Tuesday, October 20, 2015

How Gold bonds would win over physical Gold?

Last few years Gold as an asset or investment has not done well, it had negative returns. Though demand and supply decide the price equilibrium for most commodities, Gold’s value depend on multiple factors. It is an alternative currency, so it has inverse relationship with US Dollar. When dollar does not do well, Gold will do better and vice versa. In the last few months, Dollar is gaining so Gold is not. US Fed is set to raise rates and most of the developed world is facing deflation (not inflation) are the other reasons for poor performance of Gold.

Looking at India as consumer base, we import around 1,000 tonnes of Gold every year. That is approx. $40 B of import bill a year. Majority (60%) of that goes to making of jewelry. Around 30% is in the form of bars and coins which is the target market for Gold bonds. Govt. aims to reduce the physical gold bought for investment purposes with proposed bonds and save precious forex. If Govt. and RBI succeed with this plan, India would save around $10-12 billions of imports a year which would reduce our trade deficit by 10-15% a year.

This has some hidden benefits that intrigue me. India is one of the biggest gold buyers in the international market. And if we reduce it by 30% (or 300 tonnes bars and coins), it would impact the demand situation of gold (global demand is around 4,000 tonnes/year) and it may result in softness in price.
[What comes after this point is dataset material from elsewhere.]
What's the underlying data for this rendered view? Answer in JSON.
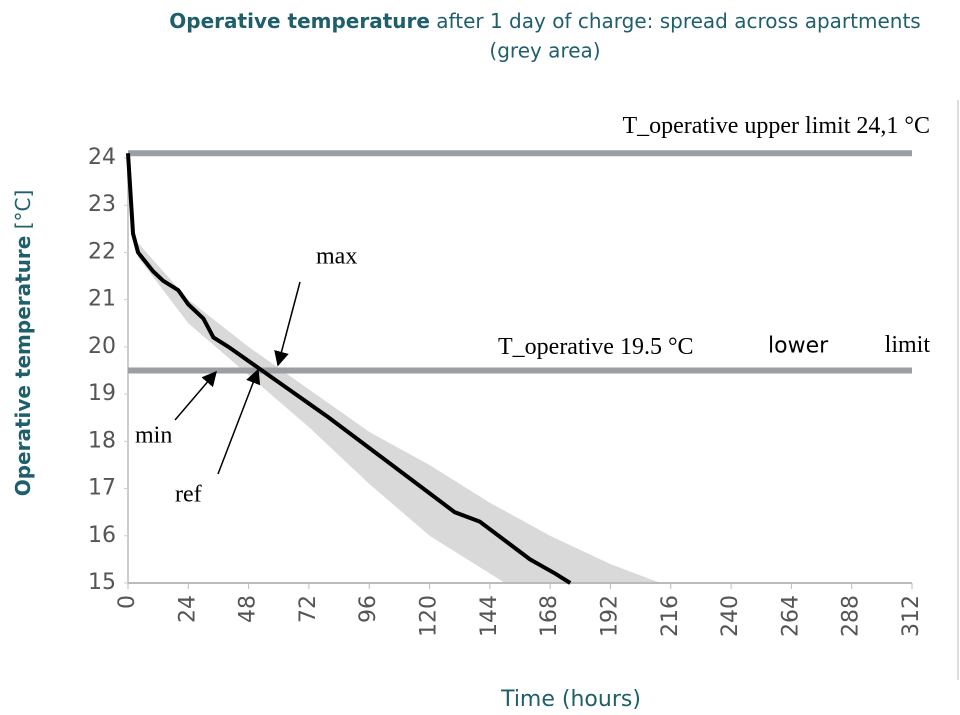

Other benefit is, reduced import bill will help Rupee. This would mean, Gold price in Rupee terms have higher chances of remaining where they are or soften rather than see an appreciation.

This would mean last few years bad performance in Gold would continue for some more time. And the Gold Bonds offering a consistent and positive return would become an advantage over owning physical gold. I have a wishful thinking that consumers will surely notice this and if they curb some jewelry demand too (and start giving a mix of gold bonds and jewelry as wedding gifts), it would reduce gold imports further.

India has around 20,000 tonnes of Gold with its citizens. As Gold’s bad performance is about to continue and due to that, if some of this reserve gold comes into trading market for monetization, the need to import Gold further reduces for India. Though this trend may take long time to catch up, it is not completely improbable and when the time comes, momentum will be difficult to stop.

The summary is, gold bonds will keep the gold prices in check and reduce the pressure on Rupee. When and how this gold bond scheme will be implemented is something we need to wait and watch.

1 comment:

  1. RBI issues direction on implementation of Gold Monetisation Scheme (GMS), 2015 (Link: https://rbi.org.in/Scripts/BS_PressReleaseDisplay.aspx?prid=35292).

    Takeaways:
    1. Stock of gold held by the banks will count towards the general SLR requirement.
    2. The designated banks may sell or lend the gold accepted.